A DH/Deic representou pela prisão temporária dela, do coautor do crime da dona do depósito de bebidas. O Ministério Público concordou com o pedido e as prisões dos três foram decretadas pela Justiça.

A babá foi presa por volta das 15h, na casa dela, na rua Birigui, e encaminhada ao CDP (Centro de Detenção Provisória) de Tupi Paulista. O celular dela foi apreendido para perícia.

O outro acusado de participação no assassinato permanecia preso pela acusação de extorsão e a suspeita de ser mandante não foi localizada.

Acusado de matar funileiro vai a Júri em fevereiro

Está marcado para fevereiro do próximo ano, o julgamento pelo Tribunal do Júri de Araçatuba (SP) do auxiliar de mecânico Cléber Anderson Machado, 40 anos, denunciado pelo assassinato do funileiro Olair de Souza Carvalho, 56. O homicídio aconteceu em 9 de outubro de 2018, na frente da casa da vítima, na Vila Alba.

O réu é pai de Nathan Felipe Bernardes Machado, 19, morto em fevereiro deste ano no bairro Castelo Branco, também conhecido como 600 Casas. Cléber, que foi preso em agosto do ano passado, também é acusado de coação no curso do processo, por ameaçar a filha de Olair.

Consta na denúncia do Ministério Público que o crime ocorreu na rua Antônio dos Santos Ribeiro. A filha do funileiro, que é suspeita de ter encomendado a morte de Nathan, estava dentro da casa do pai dela quando ouviu disparos na frente do imóvel.

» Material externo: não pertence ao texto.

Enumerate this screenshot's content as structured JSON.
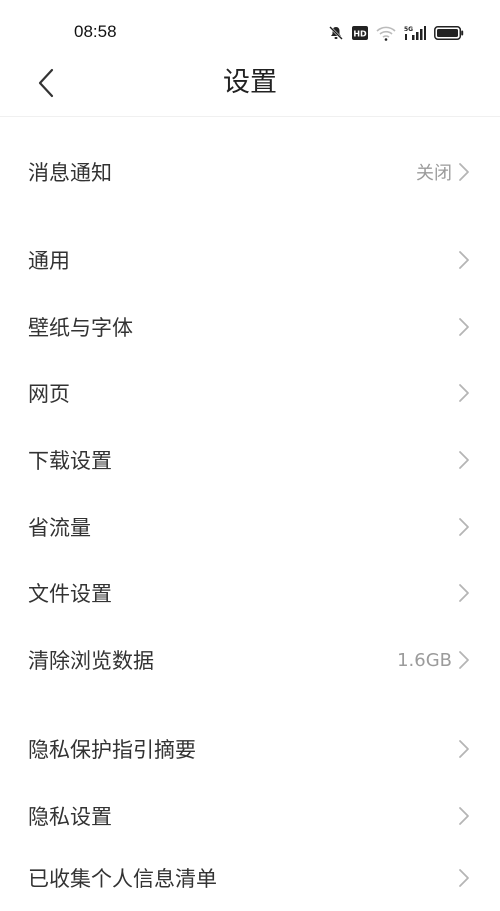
{
  "status": {
    "time": "08:58"
  },
  "header": {
    "title": "设置"
  },
  "rows": [
    {
      "label": "消息通知",
      "value": "关闭"
    },
    {
      "label": "通用",
      "value": ""
    },
    {
      "label": "壁纸与字体",
      "value": ""
    },
    {
      "label": "网页",
      "value": ""
    },
    {
      "label": "下载设置",
      "value": ""
    },
    {
      "label": "省流量",
      "value": ""
    },
    {
      "label": "文件设置",
      "value": ""
    },
    {
      "label": "清除浏览数据",
      "value": "1.6GB"
    },
    {
      "label": "隐私保护指引摘要",
      "value": ""
    },
    {
      "label": "隐私设置",
      "value": ""
    },
    {
      "label": "已收集个人信息清单",
      "value": ""
    }
  ]
}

Ela disse à polícia que viu um veículo deixar o local em alta velocidade e encontrou o pai caído no meio da rua, ferido na cabeça e no peito. Ele chegou a ser socorrido, mas não resistiu.

Vingança

Ainda de acordo com a denúncia apresentada pelo promotor de Justiça Adelmo Pinho, Nathan e a namorada dele seriam amigos da neta de Olair, com a qual teriam se desentendido dias antes do homicídio.

Ao saber que a neta dele havia sido agredida, o funileiro teria agredido Nathan e a namorada dele, por isso o pai do jovem teria decidido matá-lo. Ele armou-se com um revólver calibre 32 e foi com um GM Astra, trazendo o Nathan como passageiro. Eles encontraram Olair na frente da casa dele e os disparos foram feitos após o réu chamar a vítima, que se aproximou do veículo e foi baleada.

Ameaça

Durante o inquérito Cléber teria mandado uma mensagem via WhatsApp para a filha de Olair, que é testemunha no processo, ameaçando matá-la caso não alterasse o depoimento.

O promotor representou pela prisão preventiva do réu, que foi concedida pelo juiz da 3.ª Vara Criminal, Emerson Sumariva Júnior, e cumprida em 28 de agosto do ano passado.

Ele foi denunciado por homicídio qualificado pelo recurso que dificultou a defesa da vítima e permanece preso. O julgamento está previsto para começar às 13h de 23 de fevereiro de 2022, no Fórum de Araçatuba.